L'affaire : Journis fatigués, journalisme fatigué

Les valeurs mesurées ne font pas la radio. Mais si les taux de pénétration ne sont pas bons, les stations sont tout simplement coupées, quel que soit l'intérêt des (peut-être rares) auditeurs pour le programme.

Cela fait d'autant plus peur quand on sait le nombre d'erreurs qui peuvent être commises lors de la mesure de la pénétration - comme ce fut le cas récemment avec les Mediawatches de Mediapulse.

La télévision aussi est en deuil : Les films vraiment de qualité, intelligents et beaux font moins d'audience que Bohlen, Blut, Büsi und Busen. Ils sont donc relégués aux heures creuses ou carrément supprimés des programmes. L'abrutissement des téléspectateurs se poursuit. Et maintenant, Jeremy Clarkson, présentateur récemment suspendu de l'émission automobile culte britannique "Top Gear", aurait également frappé un producteur de l'émission. Bien sûr, faire tourner les poings n'est pas une solution. Mais je peux en quelque sorte comprendre Clarkson.

Dans le journalisme en ligne : la vitesse prime sur la profondeur, le salmigondis sur l'expertise, le copier-coller sur la pensée créative. Et tout le monde se plaint des reportages superficiels qui sont identiques sur tous les canaux. Mais comment pourrait-il en être autrement dans les conditions dans lesquelles travaillent les journalistes en ligne ? Ils sont soumis à une forte pression temporelle, gagnent généralement moins que les journalistes de la presse écrite et jouissent d'une réputation moindre. Pourtant, ils font un travail difficile. Rester dans le coup demande de l'intelligence et consomme des forces. Nous devrions enfin honorer cela. Les lecteurs aussi, d'ailleurs.

Dans les maisons d'édition de livres : les éditeurs tentent de dénicher des choses lisibles et dignes d'être lues dans un tas de ferraille, après que des têtes pensantes ont donné vie à de nouveaux mondes dans l'enclave. Mais les livres sont devenus des articles bon marché avec lesquels il n'est plus possible de gagner de l'argent, et surtout pas depuis la Suisse dans les autres pays européens. Mais voulons-nous vraiment n'avoir plus que le Schweizer Illustrierte et Mickey Mouse sur notre table de nuit ? La Confédération encourage l'émergence de la culture. C'est une bonne chose. Mais qu'en est-il de sa diffusion ?

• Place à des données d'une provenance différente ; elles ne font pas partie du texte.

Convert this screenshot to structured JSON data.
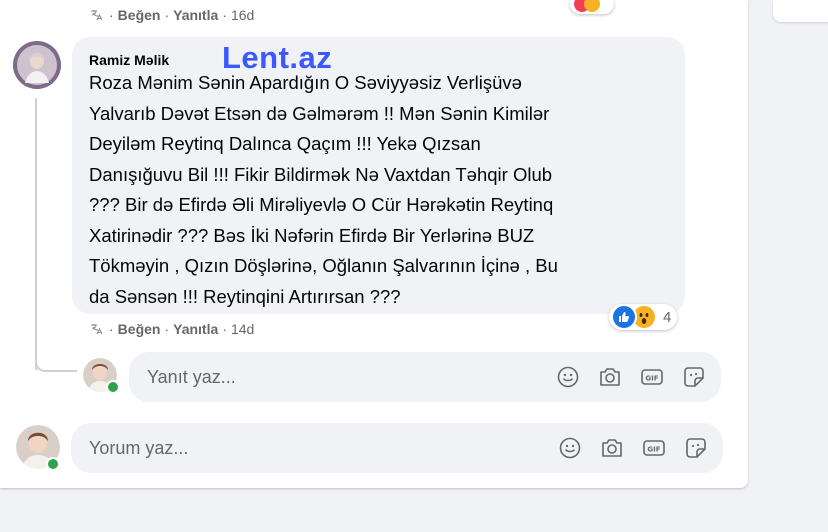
{
  "top_actions": {
    "like": "Beğen",
    "reply": "Yanıtla",
    "time": "16d"
  },
  "comment": {
    "author": "Ramiz Məlik",
    "watermark": "Lent.az",
    "lines": [
      "Roza Mənim Sənin Apardığın O Səviyyəsiz Verlişüvə",
      "Yalvarıb Dəvət Etsən də Gəlmərəm !! Mən Sənin Kimilər",
      "Deyiləm Reytinq Dalınca Qaçım !!! Yekə Qızsan",
      "Danışığuvu Bil !!! Fikir Bildirmək Nə Vaxtdan Təhqir Olub",
      "??? Bir də Efirdə Əli Mirəliyevlə O Cür Hərəkətin Reytinq",
      "Xatirinədir ??? Bəs İki Nəfərin Efirdə Bir Yerlərinə BUZ",
      "Tökməyin , Qızın Döşlərinə, Oğlanın Şalvarının İçinə , Bu",
      "da Sənsən !!! Reytinqini Artırırsan ???"
    ],
    "reaction_count": "4",
    "reactions": [
      "like-icon",
      "wow-icon"
    ]
  },
  "comment_actions": {
    "like": "Beğen",
    "reply": "Yanıtla",
    "time": "14d"
  },
  "reply_input": {
    "placeholder": "Yanıt yaz..."
  },
  "comment_input": {
    "placeholder": "Yorum yaz..."
  },
  "toolbar_icons": [
    "emoji-icon",
    "camera-icon",
    "gif-icon",
    "sticker-icon"
  ],
  "colors": {
    "bubble": "#f0f2f5",
    "watermark": "#3b59ff",
    "like_blue": "#1b74e4",
    "online_green": "#31a24c",
    "muted_text": "#65676b"
  }
}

Mon rêve : ce serait tellement bien si les politiciens des médias et les entreprises de médias pouvaient enfin veiller à ce que la corporation des écrivains, les penseurs professionnels, les observateurs à la langue bien pendue et les amuseurs intelligents aient le dos libre pour faire du bon travail, pour vraiment remplir leur rôle de quatrième pouvoir dans l'État. Car tant que les journalistes doivent se préoccuper de l'Ebitda et des frais de réception, des coûts d'impression et des tarifs postaux, l'enquête approfondie, les recherches et les questions, le piquant et la pertinence sont laissés de côté. Et les lecteurs, auditeurs et téléspectateurs intéressés s'éloignent ainsi de plus en plus. Si les écrivains à la pensée latérale et verticale et les maisons d'édition ne gagnent plus un centime avec un programme hors du courant dominant, il n'y aura bientôt plus que des écrits stériles et conformes au marché - dans le pire des cas sponsorisés, c'est-à-dire infiltrés, par des entreprises économiques qui paieront les frais d'impression et de distribution de la caisse postale. Est-ce cela que nous voulons ?

Il faut du courage pour être courageux.